カオダニって何?

みなさんも一度は雑誌などでカオダニと呼ばれる生き物が顔に寄生していてニキビの原因になるなどという記事を読まれた方もいるかと思います。
一時期はスイーツ雑誌が「肌荒れの原因を見つけたり!!」みたいに、ワイワイヒステリックに騒いでいましたが、最近は静かになったものの、カオダニで検索すると、まだまだ残念な感じのサイトがもりもり出てきます。
言うまでもなく、それほど問題のある生き物ではありません。
このカオダニというのは俗称で、和名をニキビダニ、毛嚢虫、学名をDemodex folliculorum(デモデックス フリクロラム)と言われている人体の皮膚寄生虫であります。成人であれば誰もが顔や頭皮に持っているものです。サイズが0.1mmから0.4mmと小さいのですが、ヘアピンなど、角が無く堅いものなどで顔の皮脂を少量取り、顕微鏡で150倍程度に拡大して見ると卵ないし生体、脱皮の殻、などを見ることが出来ます。

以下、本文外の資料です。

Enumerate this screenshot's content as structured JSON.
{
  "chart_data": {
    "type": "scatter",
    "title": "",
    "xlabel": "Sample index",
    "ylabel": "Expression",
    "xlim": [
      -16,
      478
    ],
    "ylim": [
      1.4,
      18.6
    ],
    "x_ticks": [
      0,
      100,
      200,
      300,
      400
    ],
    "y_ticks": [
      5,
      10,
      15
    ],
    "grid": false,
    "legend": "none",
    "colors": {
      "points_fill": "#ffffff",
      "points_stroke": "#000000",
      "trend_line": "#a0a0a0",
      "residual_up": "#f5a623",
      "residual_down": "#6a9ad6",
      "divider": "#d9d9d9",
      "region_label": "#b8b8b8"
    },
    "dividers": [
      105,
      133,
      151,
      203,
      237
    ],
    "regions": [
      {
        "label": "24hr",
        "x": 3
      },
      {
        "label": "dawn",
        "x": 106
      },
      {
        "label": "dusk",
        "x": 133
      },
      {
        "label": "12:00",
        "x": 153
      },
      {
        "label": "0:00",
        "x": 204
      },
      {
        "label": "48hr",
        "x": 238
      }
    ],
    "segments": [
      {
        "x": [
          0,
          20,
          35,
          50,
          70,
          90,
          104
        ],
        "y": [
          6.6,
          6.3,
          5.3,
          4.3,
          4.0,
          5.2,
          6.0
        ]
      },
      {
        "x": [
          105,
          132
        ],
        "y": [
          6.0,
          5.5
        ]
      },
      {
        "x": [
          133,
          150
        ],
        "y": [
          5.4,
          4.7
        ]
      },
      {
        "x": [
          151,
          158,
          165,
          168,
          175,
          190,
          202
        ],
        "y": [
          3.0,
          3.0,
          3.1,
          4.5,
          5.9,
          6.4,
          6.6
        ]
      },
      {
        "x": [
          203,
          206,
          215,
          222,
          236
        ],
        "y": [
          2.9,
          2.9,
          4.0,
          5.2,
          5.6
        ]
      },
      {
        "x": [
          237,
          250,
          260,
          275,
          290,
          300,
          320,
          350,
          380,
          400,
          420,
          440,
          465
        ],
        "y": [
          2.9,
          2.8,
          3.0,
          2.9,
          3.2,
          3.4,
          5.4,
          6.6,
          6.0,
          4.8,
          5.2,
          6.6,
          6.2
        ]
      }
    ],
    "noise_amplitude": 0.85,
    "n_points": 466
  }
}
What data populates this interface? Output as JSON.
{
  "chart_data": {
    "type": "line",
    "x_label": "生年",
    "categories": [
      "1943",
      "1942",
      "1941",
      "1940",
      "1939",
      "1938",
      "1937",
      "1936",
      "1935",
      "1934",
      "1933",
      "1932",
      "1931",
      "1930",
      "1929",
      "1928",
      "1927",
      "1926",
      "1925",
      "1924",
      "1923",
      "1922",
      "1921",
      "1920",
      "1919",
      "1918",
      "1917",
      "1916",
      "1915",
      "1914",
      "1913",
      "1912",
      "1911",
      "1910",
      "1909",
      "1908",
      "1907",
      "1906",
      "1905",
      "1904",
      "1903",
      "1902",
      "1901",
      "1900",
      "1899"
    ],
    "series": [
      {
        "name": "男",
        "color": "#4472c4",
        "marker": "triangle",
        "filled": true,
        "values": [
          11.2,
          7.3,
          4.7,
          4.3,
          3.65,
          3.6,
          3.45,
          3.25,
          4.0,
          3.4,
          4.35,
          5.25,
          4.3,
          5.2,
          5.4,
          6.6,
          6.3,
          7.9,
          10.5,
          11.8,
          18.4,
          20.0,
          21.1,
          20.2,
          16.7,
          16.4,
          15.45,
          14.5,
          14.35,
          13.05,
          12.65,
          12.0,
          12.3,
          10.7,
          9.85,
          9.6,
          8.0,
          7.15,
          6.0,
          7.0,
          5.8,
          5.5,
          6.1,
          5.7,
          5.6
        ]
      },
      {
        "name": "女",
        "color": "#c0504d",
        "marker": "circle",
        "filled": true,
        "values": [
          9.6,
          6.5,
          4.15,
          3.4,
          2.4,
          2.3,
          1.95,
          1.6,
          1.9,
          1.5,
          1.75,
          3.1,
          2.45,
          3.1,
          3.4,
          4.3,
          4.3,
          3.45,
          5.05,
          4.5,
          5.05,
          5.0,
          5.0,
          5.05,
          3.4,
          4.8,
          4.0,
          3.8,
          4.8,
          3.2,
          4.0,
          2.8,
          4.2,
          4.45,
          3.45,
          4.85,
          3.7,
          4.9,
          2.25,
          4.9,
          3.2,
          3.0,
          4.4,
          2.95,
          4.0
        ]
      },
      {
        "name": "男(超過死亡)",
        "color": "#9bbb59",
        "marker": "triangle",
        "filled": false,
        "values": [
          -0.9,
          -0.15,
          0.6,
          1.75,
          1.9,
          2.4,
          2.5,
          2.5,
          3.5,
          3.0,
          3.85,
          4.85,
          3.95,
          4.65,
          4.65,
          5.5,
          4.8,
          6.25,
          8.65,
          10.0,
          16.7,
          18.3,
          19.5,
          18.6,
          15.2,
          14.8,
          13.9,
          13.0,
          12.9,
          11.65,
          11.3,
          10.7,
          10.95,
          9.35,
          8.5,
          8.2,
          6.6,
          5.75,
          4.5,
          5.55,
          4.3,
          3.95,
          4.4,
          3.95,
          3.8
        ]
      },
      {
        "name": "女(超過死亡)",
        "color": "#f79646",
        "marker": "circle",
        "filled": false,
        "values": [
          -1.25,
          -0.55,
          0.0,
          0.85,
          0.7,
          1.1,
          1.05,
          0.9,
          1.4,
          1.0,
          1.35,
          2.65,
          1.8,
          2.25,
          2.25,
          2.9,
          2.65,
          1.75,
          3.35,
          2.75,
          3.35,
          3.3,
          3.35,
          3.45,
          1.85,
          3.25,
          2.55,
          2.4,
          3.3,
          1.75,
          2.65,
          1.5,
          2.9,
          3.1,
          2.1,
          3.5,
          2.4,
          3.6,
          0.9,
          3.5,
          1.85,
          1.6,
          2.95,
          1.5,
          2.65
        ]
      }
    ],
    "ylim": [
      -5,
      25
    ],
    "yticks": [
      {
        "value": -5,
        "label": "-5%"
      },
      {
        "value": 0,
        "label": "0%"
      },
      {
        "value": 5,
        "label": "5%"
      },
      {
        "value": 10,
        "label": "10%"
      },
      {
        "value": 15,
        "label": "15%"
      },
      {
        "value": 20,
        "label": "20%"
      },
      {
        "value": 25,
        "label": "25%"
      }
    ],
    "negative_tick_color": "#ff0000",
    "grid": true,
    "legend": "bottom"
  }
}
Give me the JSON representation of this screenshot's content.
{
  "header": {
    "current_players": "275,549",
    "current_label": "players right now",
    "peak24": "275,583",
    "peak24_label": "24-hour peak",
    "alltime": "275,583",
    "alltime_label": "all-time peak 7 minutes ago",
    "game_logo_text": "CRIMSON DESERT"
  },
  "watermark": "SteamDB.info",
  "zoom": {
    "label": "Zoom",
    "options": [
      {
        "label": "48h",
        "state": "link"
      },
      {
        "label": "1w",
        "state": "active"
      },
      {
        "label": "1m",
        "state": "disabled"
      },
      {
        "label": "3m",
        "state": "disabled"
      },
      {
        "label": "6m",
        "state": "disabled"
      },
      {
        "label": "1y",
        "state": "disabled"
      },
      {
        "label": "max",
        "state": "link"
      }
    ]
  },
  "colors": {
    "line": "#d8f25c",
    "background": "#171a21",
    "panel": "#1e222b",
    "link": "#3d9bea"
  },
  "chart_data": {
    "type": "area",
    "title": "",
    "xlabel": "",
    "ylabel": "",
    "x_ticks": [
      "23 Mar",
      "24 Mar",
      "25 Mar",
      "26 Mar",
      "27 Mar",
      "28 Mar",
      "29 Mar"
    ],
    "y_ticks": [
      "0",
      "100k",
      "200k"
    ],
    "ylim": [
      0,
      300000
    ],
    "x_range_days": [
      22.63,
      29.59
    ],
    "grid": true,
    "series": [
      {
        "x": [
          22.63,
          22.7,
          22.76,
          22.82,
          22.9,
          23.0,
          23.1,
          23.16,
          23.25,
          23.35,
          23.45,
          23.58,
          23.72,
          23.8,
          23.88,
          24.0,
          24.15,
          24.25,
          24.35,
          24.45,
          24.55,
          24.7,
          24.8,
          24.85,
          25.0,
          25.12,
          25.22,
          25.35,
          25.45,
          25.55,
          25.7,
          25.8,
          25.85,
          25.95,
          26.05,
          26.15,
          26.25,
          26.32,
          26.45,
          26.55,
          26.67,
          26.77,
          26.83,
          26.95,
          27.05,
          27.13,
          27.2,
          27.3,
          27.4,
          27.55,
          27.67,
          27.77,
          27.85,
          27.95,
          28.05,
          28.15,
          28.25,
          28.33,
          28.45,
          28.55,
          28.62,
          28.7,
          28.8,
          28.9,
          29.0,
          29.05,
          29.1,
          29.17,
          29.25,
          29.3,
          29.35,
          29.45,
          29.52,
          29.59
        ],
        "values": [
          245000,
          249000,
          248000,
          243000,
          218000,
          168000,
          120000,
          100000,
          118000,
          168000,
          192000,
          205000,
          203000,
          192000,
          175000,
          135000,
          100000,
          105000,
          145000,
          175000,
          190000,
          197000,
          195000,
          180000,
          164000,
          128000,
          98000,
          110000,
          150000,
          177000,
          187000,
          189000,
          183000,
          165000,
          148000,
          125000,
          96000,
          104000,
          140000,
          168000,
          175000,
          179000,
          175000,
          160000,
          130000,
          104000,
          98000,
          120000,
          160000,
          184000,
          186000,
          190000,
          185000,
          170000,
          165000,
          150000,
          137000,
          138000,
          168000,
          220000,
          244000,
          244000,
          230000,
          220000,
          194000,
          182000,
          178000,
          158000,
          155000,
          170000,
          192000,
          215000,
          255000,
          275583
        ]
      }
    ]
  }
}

これらのカオダニをさもエイリアンのように取り上げて、駆除のクリームなどを高額に販売していたりしますが、これらはまったくの無意味な商品です。
カオダニの寄生率は高い・・・というか地球上のほぼすべての人に感染しているといっても過言ではありません。(いないのは生まれたての子供くらい)
ただ、皮脂の分泌が盛んになると、そのエサが増えることからカオダニの数も増えることが報告されています。
異常に繁殖した際にはニキビが大量にできることがあり、その場合はクロタミトンやイオウ薬剤による治療が有効で、話題のムトウハップとかは大変に効果的です。薬剤としてはクロタミトンが効果的で、多くのかゆみ止めなどに入っている殺菌成分ですがカオダニに対して高い駆虫効果があり、クロタミトンを含有したニキビ薬などを使えば問題はありません。
副腎皮質ホルモン(外用薬のステロイド)の使用はかえって症状を悪化させることがあるので、そういった成分を含んだ薬でニキビを治療することはやめましょう。
とはいえ、通常は顔を清潔に保っていれば気にすることは何もありません。
人体の皮膚に寄生するダニは他に、疥癬を引き起こすヒゼンダニなどがあり、こちらは根本的な治療を行わないと慢性的な皮膚疾患を起こす悪性の寄生虫です。
このヒゼンダニの話とニキビダニの話がごっちゃになっている信憑性の低い記事も多く見られるので、惑わされないようにしましょう。
ちなみにヒゼンダニにもムトウハップが強力に効きます。
これからの季節、公衆浴場やプール、ジムなどで水虫に次いで、感染する機会が増えてくるので、イオウ系入浴剤で適度に感染防止をしておくのもいいかもしれません。